Shocking. We're going to die. Next generation is dumber, fatter, less healthy. More opportunities for my healthy, smart, thin son.
Then I started packing on the pounds like crazy.
It was unbelievable how unhealthy, disgusting and unfit being overweight made me feel.
I finally managed to lose most of weight I gained and at 50 feel healthier and stronger than I have for many years.
I have no doubt that being overweight cuts years off your life.
Hey, who am I to deny a family of worms a good meal because I wanted to be skinny.
oh there's no doubt this child generation will die younger than their parents. drug use? the same, but worse drugs. other drug use? prescription drugs? ridiclously high with severe side effects. no more physical activity. as the article said, worse diet. more fear, more danger. hey, we can't have everyone living forever!
My kids are running around all day and are skinny and hard as oak rails. There is not one packaged piece of crap in this house and the only cakes they ever see are homemade ones on birthdays.
It's all because of the Michael Moore wannabees.
I blame the more sedentary childhoods more kids are experiencing. Less exercise, more television.

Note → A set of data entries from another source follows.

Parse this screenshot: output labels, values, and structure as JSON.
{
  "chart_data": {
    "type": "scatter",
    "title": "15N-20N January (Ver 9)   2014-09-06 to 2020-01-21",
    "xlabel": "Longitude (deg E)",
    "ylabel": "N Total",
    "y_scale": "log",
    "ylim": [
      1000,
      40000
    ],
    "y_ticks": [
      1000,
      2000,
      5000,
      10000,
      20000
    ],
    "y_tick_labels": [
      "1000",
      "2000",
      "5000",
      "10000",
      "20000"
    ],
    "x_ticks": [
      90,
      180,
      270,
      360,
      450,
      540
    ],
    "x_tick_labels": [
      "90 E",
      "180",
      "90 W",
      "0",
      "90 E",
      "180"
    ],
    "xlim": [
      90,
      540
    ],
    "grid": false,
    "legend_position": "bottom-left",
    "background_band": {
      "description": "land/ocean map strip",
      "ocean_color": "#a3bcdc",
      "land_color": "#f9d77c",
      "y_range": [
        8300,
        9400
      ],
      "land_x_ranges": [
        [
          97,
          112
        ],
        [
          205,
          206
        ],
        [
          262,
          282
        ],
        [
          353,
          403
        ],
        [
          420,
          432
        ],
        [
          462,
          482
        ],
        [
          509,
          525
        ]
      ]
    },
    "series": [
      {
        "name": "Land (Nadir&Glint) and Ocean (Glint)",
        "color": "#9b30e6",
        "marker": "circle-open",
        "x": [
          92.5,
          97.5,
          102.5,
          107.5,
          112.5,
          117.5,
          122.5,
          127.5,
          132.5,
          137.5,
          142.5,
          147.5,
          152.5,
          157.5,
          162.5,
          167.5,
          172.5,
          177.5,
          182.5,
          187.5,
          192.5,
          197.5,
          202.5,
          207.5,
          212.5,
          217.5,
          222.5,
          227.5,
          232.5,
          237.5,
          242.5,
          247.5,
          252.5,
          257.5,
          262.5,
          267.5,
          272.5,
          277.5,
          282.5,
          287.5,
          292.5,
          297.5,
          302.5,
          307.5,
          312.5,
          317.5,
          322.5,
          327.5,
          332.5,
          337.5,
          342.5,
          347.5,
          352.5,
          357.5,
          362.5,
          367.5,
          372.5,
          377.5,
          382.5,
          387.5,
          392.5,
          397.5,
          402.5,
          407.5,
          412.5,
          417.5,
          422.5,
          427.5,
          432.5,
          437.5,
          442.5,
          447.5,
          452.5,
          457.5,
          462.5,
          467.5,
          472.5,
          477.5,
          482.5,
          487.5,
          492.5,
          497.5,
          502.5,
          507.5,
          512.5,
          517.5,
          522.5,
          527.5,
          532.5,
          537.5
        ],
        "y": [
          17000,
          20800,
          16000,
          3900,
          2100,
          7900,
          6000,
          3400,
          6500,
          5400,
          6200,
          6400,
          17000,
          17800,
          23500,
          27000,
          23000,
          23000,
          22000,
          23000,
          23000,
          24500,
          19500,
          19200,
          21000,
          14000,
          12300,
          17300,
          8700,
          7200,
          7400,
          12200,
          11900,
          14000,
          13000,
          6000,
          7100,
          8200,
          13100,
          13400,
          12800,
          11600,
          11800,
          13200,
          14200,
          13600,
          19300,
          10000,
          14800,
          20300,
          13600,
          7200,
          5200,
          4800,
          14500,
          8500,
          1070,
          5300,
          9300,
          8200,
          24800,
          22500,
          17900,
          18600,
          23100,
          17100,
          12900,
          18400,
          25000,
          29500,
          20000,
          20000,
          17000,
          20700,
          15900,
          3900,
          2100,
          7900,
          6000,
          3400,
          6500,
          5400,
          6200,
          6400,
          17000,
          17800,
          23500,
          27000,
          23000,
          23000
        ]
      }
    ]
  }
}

I don't know that people have to change their behavior all that much. They just have to use some sense. I'm probably dating myself, but when I was a kid, we drank sodas fairly often. Except they came in 8 oz. bottles, and I had to share one with 2 siblings. Now, they're in 20 oz. servings, and everyone has their own.
Donuts, muffins, cookies, etc. were much less than 1/2 the size of the ones we get today.
A hamburger was more likely to be 3 oz. than the 8-12 oz. ones we see today.
And so on.
More is not better, but there really isn't that much wrong with what people really want to do.
And I'd wager they were better tasting, too. Smaller quantities, higher quality.
We're all going to die, this is true. More importantly, what's our quality of life going to be in our brief period here?
What's the cost to our society because of obesity? I dare say: plenty.